Rocovich downplays his control over the foundation, noting that the three other trustees - two of them former Allen-Bradley executives - have equal say in deciding who gets what.
But trustee J. Tracy O'Rourke, a CEO of a high-tech company in Palo Alto, Calif., disputed that claim in a telephone interview. ``I don't know much about it; John Rocovich is the key.''
``All we do is manage the money,'' O'Rourke said of the three out-of-town trustees. ``John and the boys make the decisions.''
But the boys - Via's sons, Peter, 53, and Edward, 40 - ``don't do anything without running it by Rocovich,'' a longtime Via family friend says. ``He's a convenient shield.''
Though Marion Via's gifts were usually anonymous, but widely known, Rocovich maintains an even greater shroud of secrecy. In fact, few nonprofit managers even knew the foundation existed, believing the gifts came directly from the Via sons.

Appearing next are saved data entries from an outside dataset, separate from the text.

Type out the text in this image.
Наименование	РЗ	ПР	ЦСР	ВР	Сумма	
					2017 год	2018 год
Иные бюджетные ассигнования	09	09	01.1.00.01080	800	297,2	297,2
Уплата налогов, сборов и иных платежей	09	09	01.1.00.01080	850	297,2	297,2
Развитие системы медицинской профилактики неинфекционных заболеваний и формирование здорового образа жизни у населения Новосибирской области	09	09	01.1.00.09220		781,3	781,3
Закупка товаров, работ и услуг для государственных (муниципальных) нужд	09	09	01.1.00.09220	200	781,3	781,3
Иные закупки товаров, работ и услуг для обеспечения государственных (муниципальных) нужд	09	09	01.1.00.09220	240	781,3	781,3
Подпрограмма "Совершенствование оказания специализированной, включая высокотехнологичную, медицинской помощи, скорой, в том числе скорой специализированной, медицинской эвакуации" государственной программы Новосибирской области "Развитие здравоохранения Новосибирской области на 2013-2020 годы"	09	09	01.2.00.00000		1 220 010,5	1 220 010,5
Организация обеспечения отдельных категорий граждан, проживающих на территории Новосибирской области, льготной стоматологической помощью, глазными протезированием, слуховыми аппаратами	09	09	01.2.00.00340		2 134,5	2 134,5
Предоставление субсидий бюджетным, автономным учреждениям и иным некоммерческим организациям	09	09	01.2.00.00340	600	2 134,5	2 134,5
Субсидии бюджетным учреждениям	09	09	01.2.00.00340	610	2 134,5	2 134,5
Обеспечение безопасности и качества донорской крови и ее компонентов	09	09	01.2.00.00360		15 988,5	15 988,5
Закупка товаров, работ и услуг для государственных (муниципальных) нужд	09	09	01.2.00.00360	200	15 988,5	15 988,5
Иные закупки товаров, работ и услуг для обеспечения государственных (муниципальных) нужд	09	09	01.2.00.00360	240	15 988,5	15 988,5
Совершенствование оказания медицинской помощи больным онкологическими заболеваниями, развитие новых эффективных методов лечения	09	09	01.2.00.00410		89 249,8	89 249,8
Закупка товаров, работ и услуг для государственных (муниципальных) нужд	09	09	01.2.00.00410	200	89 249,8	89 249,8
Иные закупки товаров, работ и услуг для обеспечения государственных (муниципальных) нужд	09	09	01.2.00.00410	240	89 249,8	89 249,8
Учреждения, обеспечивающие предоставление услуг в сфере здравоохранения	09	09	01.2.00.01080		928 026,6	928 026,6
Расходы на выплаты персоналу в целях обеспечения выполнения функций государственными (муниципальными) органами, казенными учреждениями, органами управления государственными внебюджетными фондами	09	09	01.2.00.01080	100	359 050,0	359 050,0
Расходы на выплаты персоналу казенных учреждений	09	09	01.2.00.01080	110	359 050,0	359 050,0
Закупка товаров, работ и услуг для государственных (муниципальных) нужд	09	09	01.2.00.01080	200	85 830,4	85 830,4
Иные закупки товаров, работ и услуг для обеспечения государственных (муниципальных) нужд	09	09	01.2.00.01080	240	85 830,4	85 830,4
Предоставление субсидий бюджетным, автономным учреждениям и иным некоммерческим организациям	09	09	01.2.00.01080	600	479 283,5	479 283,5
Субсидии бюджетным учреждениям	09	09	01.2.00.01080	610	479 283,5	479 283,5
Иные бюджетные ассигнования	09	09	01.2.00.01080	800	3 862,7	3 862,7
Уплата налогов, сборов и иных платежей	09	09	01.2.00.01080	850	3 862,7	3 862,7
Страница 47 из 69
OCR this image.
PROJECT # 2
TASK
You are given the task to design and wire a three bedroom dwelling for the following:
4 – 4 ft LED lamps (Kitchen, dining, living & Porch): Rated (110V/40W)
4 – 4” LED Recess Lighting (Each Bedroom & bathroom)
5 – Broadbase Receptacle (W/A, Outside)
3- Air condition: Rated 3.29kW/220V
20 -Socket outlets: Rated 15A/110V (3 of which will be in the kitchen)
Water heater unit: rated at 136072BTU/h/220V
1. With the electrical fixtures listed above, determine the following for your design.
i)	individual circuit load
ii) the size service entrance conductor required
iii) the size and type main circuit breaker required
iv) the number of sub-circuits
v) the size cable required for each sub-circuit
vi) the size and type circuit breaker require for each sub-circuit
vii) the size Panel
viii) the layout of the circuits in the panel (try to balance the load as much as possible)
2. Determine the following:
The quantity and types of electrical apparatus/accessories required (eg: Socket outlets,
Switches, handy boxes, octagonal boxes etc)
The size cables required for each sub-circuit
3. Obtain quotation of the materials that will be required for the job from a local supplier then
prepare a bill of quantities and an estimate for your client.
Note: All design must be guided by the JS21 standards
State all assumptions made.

``Everyone's so scared because you can lose the money in a heartbeat,'' one local fund-raiser says.
``No one knows the future of it,'' another recipient says. ``What we've done is, internally we've decided it's a major gift to be put toward operating support. But we don't count on it because it could dry up tomorrow.''
John Rocovich won't be quoted about the foundation, the Vias or himself. ``My clients don't like lawyers with a high profile,'' he repeatedly insists.
But Rocovich's public profile is as imposing as his lean, posture-perfect physique. Standing tall in a Brooks Brothers suit by his First Union Tower office window, he enjoys the view of the Hotel Roanoke renovation below - and the role he played in making it happen.
He talks for more than an hour about other projects he's supported: the ``pure Christian charity'' of the Salvation Army, the handicap accessibility of the 4-H Center at Smith Mountain Lake, the number of meals served - 2.5 million - at the Rescue Mission.
``In Roanoke, nobody goes hungry," he says. ``In Roanoke, we can take care of our people.''
Then he recites Jesus' parable about the foolish man who built his house on sand rather than rock. It's Rocovich's way of warning nonprofits to broaden their constituencies and their base of financial support.
``It can be a great weakness to depend on large benefactors,'' he offers.
Although his words have an ominous echo, Rocovich appears relaxed and confident in his knowledge of the future of the Roanoke area's charities.
He is, after all, the keeper of the secrets - and the keeper of the gate.